Carers are effectively on the front line. We should be working with them at every turn to raise awareness about the issues surrounding adult protection and what can be done to prevent harm from occurring. As part of this, we have a responsibility to feed into the process of ensuring that carers know where to turn for support. They need support on a number of levels because:
- Taking on a caring role can mean facing a life of poverty, isolation, frustration, ill health and depression.
- Many carers give up an income, future employment prospects and pension rights to become a carer.
- Many carers also work outside the home and are trying to juggle jobs with their responsibilities as carers.
- The majority of carers struggle alone and do not know that help is available to them.
- Carers say that access to information, financial support and breaks in caring are vital in helping them manage the impact of caring on their lives.
Fortunately, there are a number of organisations with support networks and advice to offer. In addition to making carers aware of these, an assessment of needs can be carried out - find out more information is available to carers
Where a report of possible harm has been made, the adult in question may require an advocate to help support them through the investigation.
Find out more about advocacy in North Lanarkshire.
Working with young people
The Adult Support and Protection legislation defines an adult as being someone who is 16 or older. Any young person who has had their 16th birthday, is being harmed and is considered to be 'at risk' as defined in the adult protection legislation is covered by this law. They may also still be covered by children's legislation, including the Children (Scotland) Act 1995, or the Education (Additional Support for Learning) (Scotland) Act 2004.
It is essential that any public body employee who is involved in ensuring the welfare of a young person is aware and has knowledge of the Adult Support and Protection legislation. This includes an awareness of the various duties, including the duty to report a concern to North Lanarkshire Council.
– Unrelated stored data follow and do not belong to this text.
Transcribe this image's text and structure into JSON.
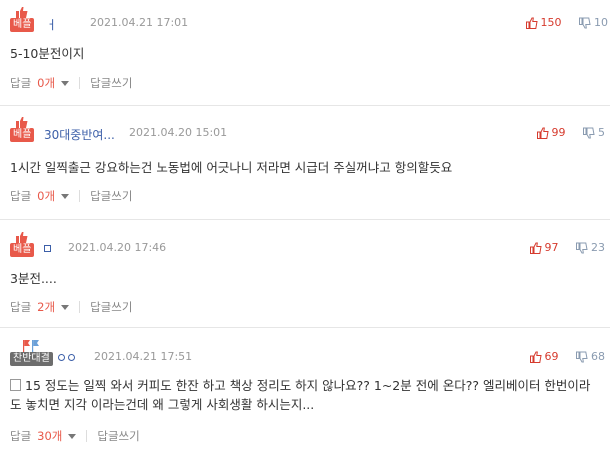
{
  "comments": [
    {
      "badge": "베플",
      "nickname": "ㅓ",
      "date": "2021.04.21 17:01",
      "upvotes": "150",
      "downvotes": "10",
      "text": "5-10분전이지",
      "reply_label": "답글",
      "reply_count": "0개",
      "reply_write": "답글쓰기"
    },
    {
      "badge": "베플",
      "nickname": "30대중반여...",
      "date": "2021.04.20 15:01",
      "upvotes": "99",
      "downvotes": "5",
      "text": "1시간 일찍출근 강요하는건 노동법에 어긋나니 저라면 시급더 주실꺼냐고 항의할듯요",
      "reply_label": "답글",
      "reply_count": "0개",
      "reply_write": "답글쓰기"
    },
    {
      "badge": "베플",
      "nickname": "ㅁ",
      "date": "2021.04.20 17:46",
      "upvotes": "97",
      "downvotes": "23",
      "text": "3분전....",
      "reply_label": "답글",
      "reply_count": "2개",
      "reply_write": "답글쓰기"
    },
    {
      "badge": "찬반대결",
      "nickname": "ㅇㅇ",
      "date": "2021.04.21 17:51",
      "upvotes": "69",
      "downvotes": "68",
      "text": "15 정도는 일찍 와서 커피도 한잔 하고 책상 정리도 하지 않나요?? 1~2분 전에 온다?? 엘리베이터 한번이라도 놓치면 지각 이라는건데 왜 그렇게 사회생활 하시는지...",
      "reply_label": "답글",
      "reply_count": "30개",
      "reply_write": "답글쓰기"
    }
  ],
  "colors": {
    "badge_red": "#e8594a",
    "badge_gray": "#6d6d6d",
    "upvote": "#d63b2e",
    "downvote": "#8a9bb0",
    "nickname": "#3c5fa8"
  }
}
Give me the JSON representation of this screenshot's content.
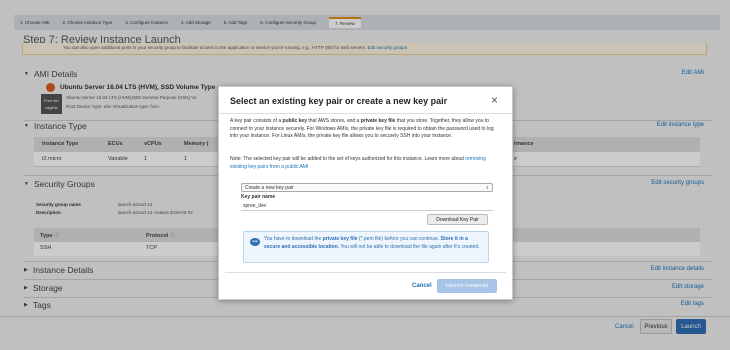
{
  "wizard": {
    "steps": [
      "1. Choose AMI",
      "2. Choose Instance Type",
      "3. Configure Instance",
      "4. Add Storage",
      "5. Add Tags",
      "6. Configure Security Group",
      "7. Review"
    ]
  },
  "page": {
    "title": "Step 7: Review Instance Launch",
    "banner": "You can also open additional ports in your security group to facilitate access to the application or service you're running, e.g., HTTP (80) for web servers.",
    "banner_link": "Edit security groups"
  },
  "ami": {
    "heading": "AMI Details",
    "edit": "Edit AMI",
    "name": "Ubuntu Server 16.04 LTS (HVM), SSD Volume Type -",
    "id_fragment": "ami-6d7e9",
    "desc": "Ubuntu Server 16.04 LTS (HVM),EBS General Purpose (SSD) Vo",
    "badge_line1": "Free tier",
    "badge_line2": "eligible",
    "meta": "Root Device Type: ebs    Virtualization type: hvm"
  },
  "instance": {
    "heading": "Instance Type",
    "edit": "Edit instance type",
    "columns": [
      "Instance Type",
      "ECUs",
      "vCPUs",
      "Memory (",
      "rmance"
    ],
    "row": [
      "t2.micro",
      "Variable",
      "1",
      "1",
      "e"
    ]
  },
  "sg": {
    "heading": "Security Groups",
    "edit": "Edit security groups",
    "name_label": "Security group name",
    "name_value": "launch-wizard-13",
    "desc_label": "Description",
    "desc_value": "launch-wizard-13 created 2018-05-02",
    "columns": [
      "Type",
      "Protocol"
    ],
    "row": [
      "SSH",
      "TCP"
    ]
  },
  "collapsed": {
    "details": "Instance Details",
    "details_edit": "Edit instance details",
    "storage": "Storage",
    "storage_edit": "Edit storage",
    "tags": "Tags",
    "tags_edit": "Edit tags"
  },
  "footer": {
    "cancel": "Cancel",
    "previous": "Previous",
    "launch": "Launch"
  },
  "modal": {
    "title": "Select an existing key pair or create a new key pair",
    "close": "×",
    "p1_a": "A key pair consists of a ",
    "p1_b": "public key",
    "p1_c": " that AWS stores, and a ",
    "p1_d": "private key file",
    "p1_e": " that you store. Together, they allow you to connect to your instance securely. For Windows AMIs, the private key file is required to obtain the password used to log into your instance. For Linux AMIs, the private key file allows you to securely SSH into your instance.",
    "p2_a": "Note: The selected key pair will be added to the set of keys authorized for this instance. Learn more about ",
    "p2_link": "removing existing key pairs from a public AMI",
    ".": ".",
    "select_value": "Create a new key pair",
    "kp_label": "Key pair name",
    "kp_value": "spree_dev",
    "download": "Download Key Pair",
    "info_a": "You have to download the ",
    "info_b": "private key file",
    "info_c": " (*.pem file) before you can continue. ",
    "info_d": "Store it in a secure and accessible location.",
    "info_e": " You will not be able to download the file again after it's created.",
    "cancel": "Cancel",
    "launch": "Launch Instances"
  },
  "colors": {
    "accent": "#1a73b8",
    "launch": "#2f6fb5",
    "wizard_active": "#e88b1a"
  }
}
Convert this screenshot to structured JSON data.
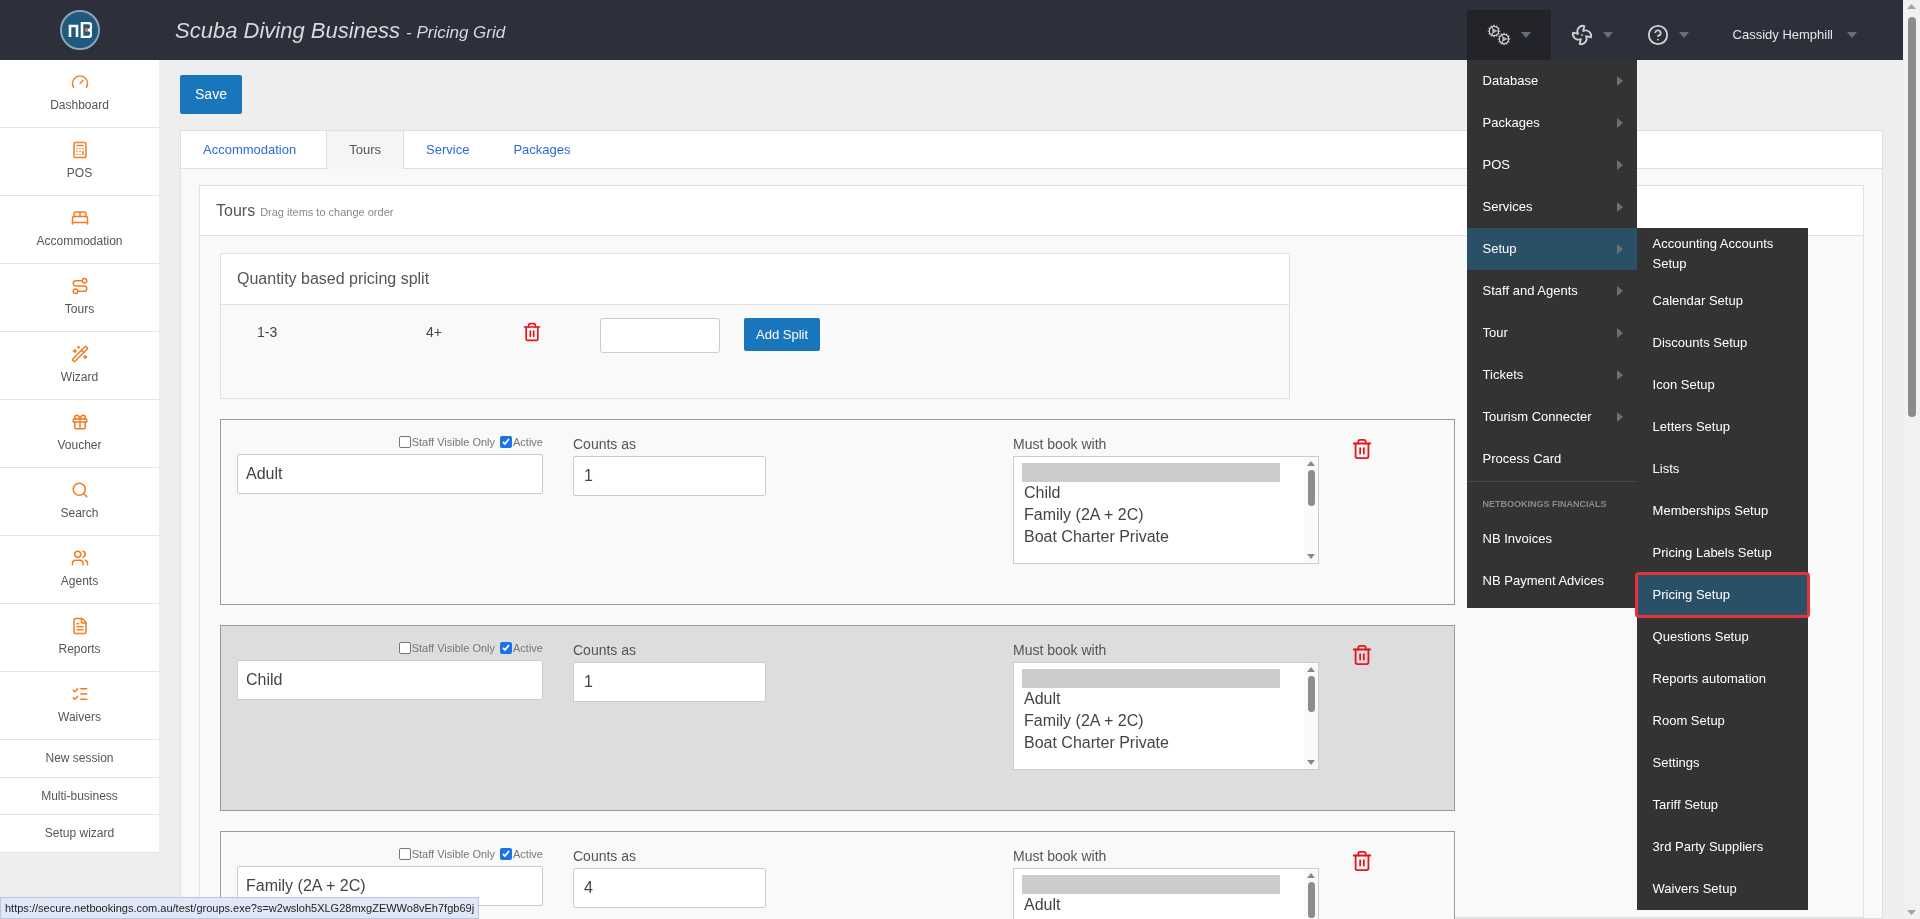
{
  "header": {
    "title": "Scuba Diving Business",
    "subtitle": "- Pricing Grid",
    "user": "Cassidy Hemphill"
  },
  "sidebar": {
    "items": [
      {
        "label": "Dashboard",
        "kind": "icon"
      },
      {
        "label": "POS",
        "kind": "icon"
      },
      {
        "label": "Accommodation",
        "kind": "icon"
      },
      {
        "label": "Tours",
        "kind": "icon"
      },
      {
        "label": "Wizard",
        "kind": "icon"
      },
      {
        "label": "Voucher",
        "kind": "icon"
      },
      {
        "label": "Search",
        "kind": "icon"
      },
      {
        "label": "Agents",
        "kind": "icon"
      },
      {
        "label": "Reports",
        "kind": "icon"
      },
      {
        "label": "Waivers",
        "kind": "icon"
      },
      {
        "label": "New session",
        "kind": "text"
      },
      {
        "label": "Multi-business",
        "kind": "text"
      },
      {
        "label": "Setup wizard",
        "kind": "text"
      }
    ]
  },
  "save_button": "Save",
  "tabs": [
    {
      "label": "Accommodation",
      "selected": false
    },
    {
      "label": "Tours",
      "selected": true
    },
    {
      "label": "Service",
      "selected": false
    },
    {
      "label": "Packages",
      "selected": false
    }
  ],
  "panel": {
    "title": "Tours",
    "hint": "Drag items to change order"
  },
  "split": {
    "title": "Quantity based pricing split",
    "ranges": [
      "1-3",
      "4+"
    ],
    "button": "Add Split"
  },
  "rows": [
    {
      "name": "Adult",
      "highlighted": false,
      "staff_label": "Staff Visible Only",
      "staff_visible_only": false,
      "active_label": "Active",
      "active": true,
      "counts_label": "Counts as",
      "counts_as": "1",
      "must_label": "Must book with",
      "blank_option_selected": true,
      "options": [
        "Child",
        "Family (2A + 2C)",
        "Boat Charter Private"
      ]
    },
    {
      "name": "Child",
      "highlighted": true,
      "staff_label": "Staff Visible Only",
      "staff_visible_only": false,
      "active_label": "Active",
      "active": true,
      "counts_label": "Counts as",
      "counts_as": "1",
      "must_label": "Must book with",
      "blank_option_selected": true,
      "options": [
        "Adult",
        "Family (2A + 2C)",
        "Boat Charter Private"
      ]
    },
    {
      "name": "Family (2A + 2C)",
      "highlighted": false,
      "staff_label": "Staff Visible Only",
      "staff_visible_only": false,
      "active_label": "Active",
      "active": true,
      "counts_label": "Counts as",
      "counts_as": "4",
      "must_label": "Must book with",
      "blank_option_selected": true,
      "options": [
        "Adult"
      ]
    }
  ],
  "settings_menu": {
    "items": [
      {
        "kind": "item",
        "label": "Database",
        "submenu": true,
        "selected": false
      },
      {
        "kind": "item",
        "label": "Packages",
        "submenu": true,
        "selected": false
      },
      {
        "kind": "item",
        "label": "POS",
        "submenu": true,
        "selected": false
      },
      {
        "kind": "item",
        "label": "Services",
        "submenu": true,
        "selected": false
      },
      {
        "kind": "item",
        "label": "Setup",
        "submenu": true,
        "selected": true
      },
      {
        "kind": "item",
        "label": "Staff and Agents",
        "submenu": true,
        "selected": false
      },
      {
        "kind": "item",
        "label": "Tour",
        "submenu": true,
        "selected": false
      },
      {
        "kind": "item",
        "label": "Tickets",
        "submenu": true,
        "selected": false
      },
      {
        "kind": "item",
        "label": "Tourism Connecter",
        "submenu": true,
        "selected": false
      },
      {
        "kind": "item",
        "label": "Process Card",
        "submenu": false,
        "selected": false
      },
      {
        "kind": "header",
        "label": "NETBOOKINGS FINANCIALS"
      },
      {
        "kind": "item",
        "label": "NB Invoices",
        "submenu": false,
        "selected": false
      },
      {
        "kind": "item",
        "label": "NB Payment Advices",
        "submenu": false,
        "selected": false
      }
    ]
  },
  "setup_submenu": {
    "items": [
      {
        "label": "Accounting Accounts Setup",
        "selected": false,
        "outlined": false
      },
      {
        "label": "Calendar Setup",
        "selected": false,
        "outlined": false
      },
      {
        "label": "Discounts Setup",
        "selected": false,
        "outlined": false
      },
      {
        "label": "Icon Setup",
        "selected": false,
        "outlined": false
      },
      {
        "label": "Letters Setup",
        "selected": false,
        "outlined": false
      },
      {
        "label": "Lists",
        "selected": false,
        "outlined": false
      },
      {
        "label": "Memberships Setup",
        "selected": false,
        "outlined": false
      },
      {
        "label": "Pricing Labels Setup",
        "selected": false,
        "outlined": false
      },
      {
        "label": "Pricing Setup",
        "selected": true,
        "outlined": true
      },
      {
        "label": "Questions Setup",
        "selected": false,
        "outlined": false
      },
      {
        "label": "Reports automation",
        "selected": false,
        "outlined": false
      },
      {
        "label": "Room Setup",
        "selected": false,
        "outlined": false
      },
      {
        "label": "Settings",
        "selected": false,
        "outlined": false
      },
      {
        "label": "Tariff Setup",
        "selected": false,
        "outlined": false
      },
      {
        "label": "3rd Party Suppliers",
        "selected": false,
        "outlined": false
      },
      {
        "label": "Waivers Setup",
        "selected": false,
        "outlined": false
      }
    ]
  },
  "status_bar": {
    "url": "https://secure.netbookings.com.au/test/groups.exe?s=w2wsloh5XLG28mxgZEWWo8vEh7fgb69j"
  }
}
Council officers will have the authority to seek cooperation across all public bodies and, where appropriate, to make use of a range of protective orders.
Existing law allows information to be disclosed without consent:
- where required by law (either a court order or statute), or
- where such disclosure is in the public interest.
Where a council officer obtains information because disclosure is in the public interest, the disclosure must be proportionate to the level of harm that the officer is investigating.
Crime detection and prosecution, as well as prevention, may provide legitimate grounds for disclosure.
Under Section 10 of the Adult Protection legislation, a 'council officer' (the social worker carrying out an adult protection investigation) may require any person holding health, financial or other records relating to an adult known or believed to be at risk, to make those records availability or provide copies. This will enable the council to decide whether it needs to do anything to protect the adult at risk from harm.
In accordance with the principles set out in the legislation, the adult's consent should be obtained prior to any information being obtained. Where such consent cannot be obtained, the adult should, if possible, be informed about the information sharing.
Whilst confidentiality is important, it is not an absolute right. Co-operation in sharing information is essential to enable full inquiries and investigations. However, information should only be shared with those who need to know and only if it is relevant to the particular concern identified.